While later arguing in a nightclub, Giulia tells Lina that she is not a lesbian and has no interest in an affair. On his trip to Savoy, Quadri – as well as Lina, who left with him in response to Giulia's rejection – is killed by Orlando and his men.
Marcello has conflicted responses to his role in the death of the couple and tries to rationalize away his culpability. Years later, on the night Mussolini falls from power, Giulia reveals that she has long suspected Marcello's involvement in the murders but is sadder for their safety than for his victims or his duplicity.

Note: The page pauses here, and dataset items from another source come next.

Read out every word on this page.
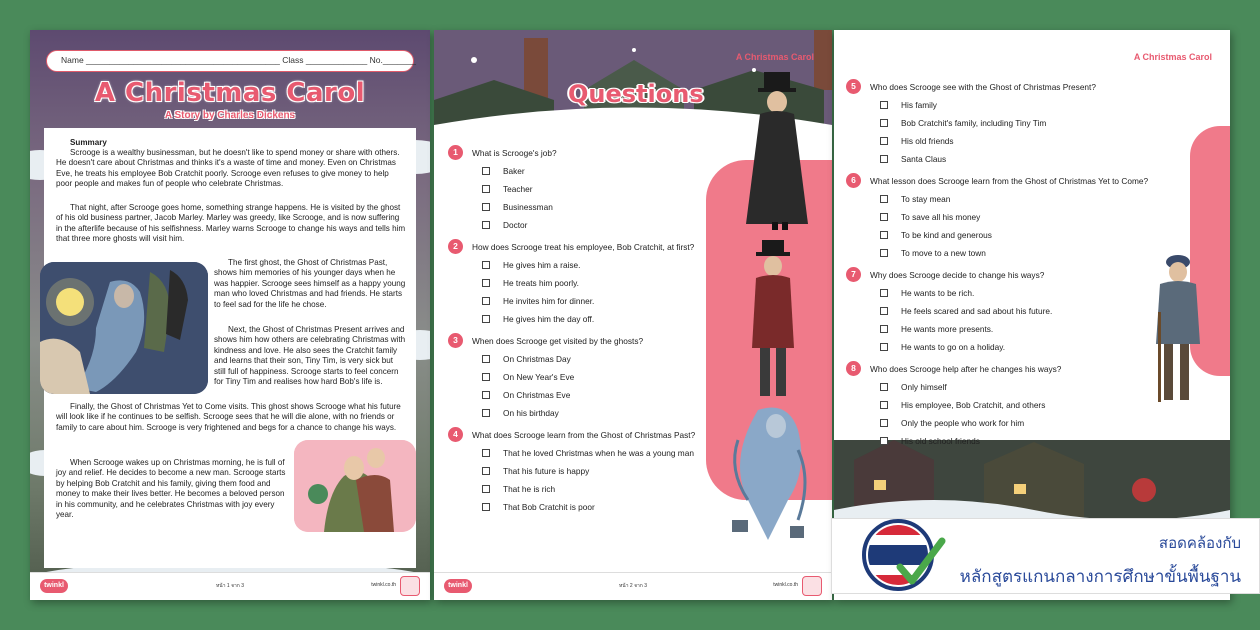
Name _________________________________________ Class _____________ No._______
A Christmas Carol
A Story by Charles Dickens
Summary
Scrooge is a wealthy businessman, but he doesn't like to spend money or share with others. He doesn't care about Christmas and thinks it's a waste of time and money. Even on Christmas Eve, he treats his employee Bob Cratchit poorly. Scrooge even refuses to give money to help poor people and makes fun of people who celebrate Christmas.
That night, after Scrooge goes home, something strange happens. He is visited by the ghost of his old business partner, Jacob Marley. Marley was greedy, like Scrooge, and is now suffering in the afterlife because of his selfishness. Marley warns Scrooge to change his ways and tells him that three more ghosts will visit him.
The first ghost, the Ghost of Christmas Past, shows him memories of his younger days when he was happier. Scrooge sees himself as a happy young man who loved Christmas and had friends. He starts to feel sad for the life he chose.
Next, the Ghost of Christmas Present arrives and shows him how others are celebrating Christmas with kindness and love. He also sees the Cratchit family and learns that their son, Tiny Tim, is very sick but still full of happiness. Scrooge starts to feel concern for Tiny Tim and realises how hard Bob's life is.
Finally, the Ghost of Christmas Yet to Come visits. This ghost shows Scrooge what his future will look like if he continues to be selfish. Scrooge sees that he will die alone, with no friends or family to care about him. Scrooge is very frightened and begs for a chance to change his ways.
When Scrooge wakes up on Christmas morning, he is full of joy and relief. He decides to become a new man. Scrooge starts by helping Bob Cratchit and his family, giving them food and money to make their lives better. He becomes a beloved person in his community, and he celebrates Christmas with joy every year.
twinkl	หน้า 1 จาก 3	twinkl.co.th
A Christmas Carol
Questions
1	What is Scrooge's job?
Baker
Teacher
Businessman
Doctor
2	How does Scrooge treat his employee, Bob Cratchit, at first?
He gives him a raise.
He treats him poorly.
He invites him for dinner.
He gives him the day off.
3	When does Scrooge get visited by the ghosts?
On Christmas Day
On New Year's Eve
On Christmas Eve
On his birthday
4	What does Scrooge learn from the Ghost of Christmas Past?
That he loved Christmas when he was a young man
That his future is happy
That he is rich
That Bob Cratchit is poor
twinkl	หน้า 2 จาก 3	twinkl.co.th
A Christmas Carol
5	Who does Scrooge see with the Ghost of Christmas Present?
His family
Bob Cratchit's family, including Tiny Tim
His old friends
Santa Claus
6	What lesson does Scrooge learn from the Ghost of Christmas Yet to Come?
To stay mean
To save all his money
To be kind and generous
To move to a new town
7	Why does Scrooge decide to change his ways?
He wants to be rich.
He feels scared and sad about his future.
He wants more presents.
He wants to go on a holiday.
8	Who does Scrooge help after he changes his ways?
Only himself
His employee, Bob Cratchit, and others
Only the people who work for him
His old school friends
สอดคล้องกับ
หลักสูตรแกนกลางการศึกษาขั้นพื้นฐาน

The two go out for a drive and walk that evening, and while Giulia tries to convince Marcello to have sex with her in a wooded area, a stranger calls to him by name. He turns out to be Lino. Marcello screams at Lino and blames him for ruining his life by taking his innocence. Lino defends himself by arguing that the loss of innocence is inevitable and is merely a part of the human experience. That speech leads Marcello to the beginning of acceptance of his non-conformity.
Marcello, Giulia, and their daughter later drive to the mountains to evade possible reprisals for his role with the government. En route, they drive into an air raid, and their car is strafed with bullets. Giulia and her daughter are killed in the first wave, and Marcello falls out of the car, wounded. Realizing that his wife and daughter are dead, he waits for the second wave to return. Marcello then hears the plane's approach.
Marcello spends the entire novel in search of what he perceives to be a normal life - normal activities, a normal appearance, normal emotions, and so on. However, he confuses normality with conformity, and in his quest to conform, subjugates his already repressed emotions. When the natural course of his life presents him with ethical dilemmas - the assignment to betray Professor Quadri, and his attraction to women other than his wife - he is ill-prepared to deal with them. Moravia also intimates a connection between sexual repression and fascism.